ODTÜ Uluslararası İlişkiler Bölümü Öğretim Üyesi ve Dış Politika Enstitüsü Başkanı Prof. Dr. Hüseyin Bağcı, Cumhurbaşkanı Tayyip Erdoğan ile ABD Başkanı Joe Biden'ın yapacağı ikili görüşmeye ilişkin "Türk- Amerikan ilişkilerinde nikâh tazeleme söz konusu" derken, "NATO Zirvesi, Türk-Amerikan ilişkileri açısından bakıldığında çok fazla abartılmamalı ama çok da küçümsenmemeli" dedi. 

Sputnik'ten Ceyda Karan'a konuşan Prof. Bağcı, 14 Haziran'da NATO Zirvesi'nde yapılacak Erdoğan-Biden görüşmesini ele aldı. 

Bağcı, “Türk-Amerikan ilişkilerinde bir nikah tazeleme söz konusu. Uzun zaman ayrı kalındı, farklı düşünceler var. Yeniden nikah tazeleyip Türkiye’den gönderilen 'yengeler, halalar' ön hazırlığı yaptılar. Türklere burada karşı tarafa 'amcaları ve dayıları' gönderdi. 14 Haziran’da Türkiye ile ABD arasında çok büyük bir dönüm noktası olmayacak. Ama bu nikah tazeleme kavramını özellikle vurgulamak istiyorum. Çünkü Biden yönetimiyle Cumhurbaşkanı’nın birbirlerine yaklaşımları, iki ülke arasındaki sorunlara yaklaşım biçimleri çok daha farklı olacak geçmiş dönemlerden. Çünkü gerçekten iki tarafın da farklı yorumladığı alanlar var" dedi. 

Bağcı, şu ifadeleri kullandı:

"NATO Zirvesi, Türk-Amerikan ilişkileri açısından bakıldığında çok fazla abartılmamalı ama çok da küçümsenmemeli. Çünkü gerçekten orada iki tarafın pozisyonlarından geri adım atmaları bekleniyor. Geri adım atmayacaklarsa, bu gerginliğe doğru gidecek. Bu Türkiye’ye ekonomik kriz olarak da yansıyabilir. Konuşmanın yarım saatte biteceğini düşünmüyorum. Uzun süreceğini düşünüyorum. Az konuşmak için çay içilir, çok konuşmak için kahve içilir.

Yerine göre bu kahve içmek gibi olacak, uzun sürecek gibi geliyor. Yarım saatte bitecek bir şey söz konusu değil. Eğer ABD, Türkiye’den istediği bazı şeyleri almıyorsa veya Türkiye’nin bazı beklentilerini yerine getirmiyorsa da ben olumlu bir görüşme olacağı düşüncesindeyim.
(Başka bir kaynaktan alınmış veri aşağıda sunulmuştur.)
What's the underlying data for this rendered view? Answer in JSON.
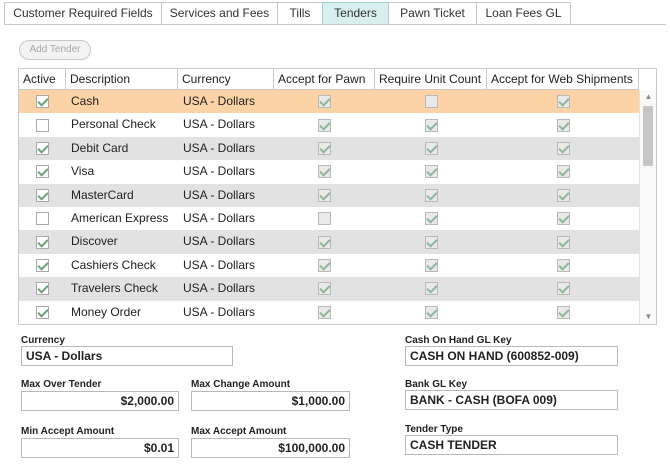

Çünkü her iki tarafın da birbirine olan ihtiyacı şu anda en üst seviyeye gelmiş durumda. İkisi de inatçı keçiler gibi köprüde önce ben geçeyim diye bir politika takip etmeyecekler. Ya eşit şekilde geri adım atacaklar ve pozisyonlarını koruyacaklar. Zaten çatışma olursa ilk şey Türkiye’de ekonomik kriz olur. Görüşmeden olumsuz çıktığı andan itibaren Türkiye’de ekonomik kriz devam edecek.”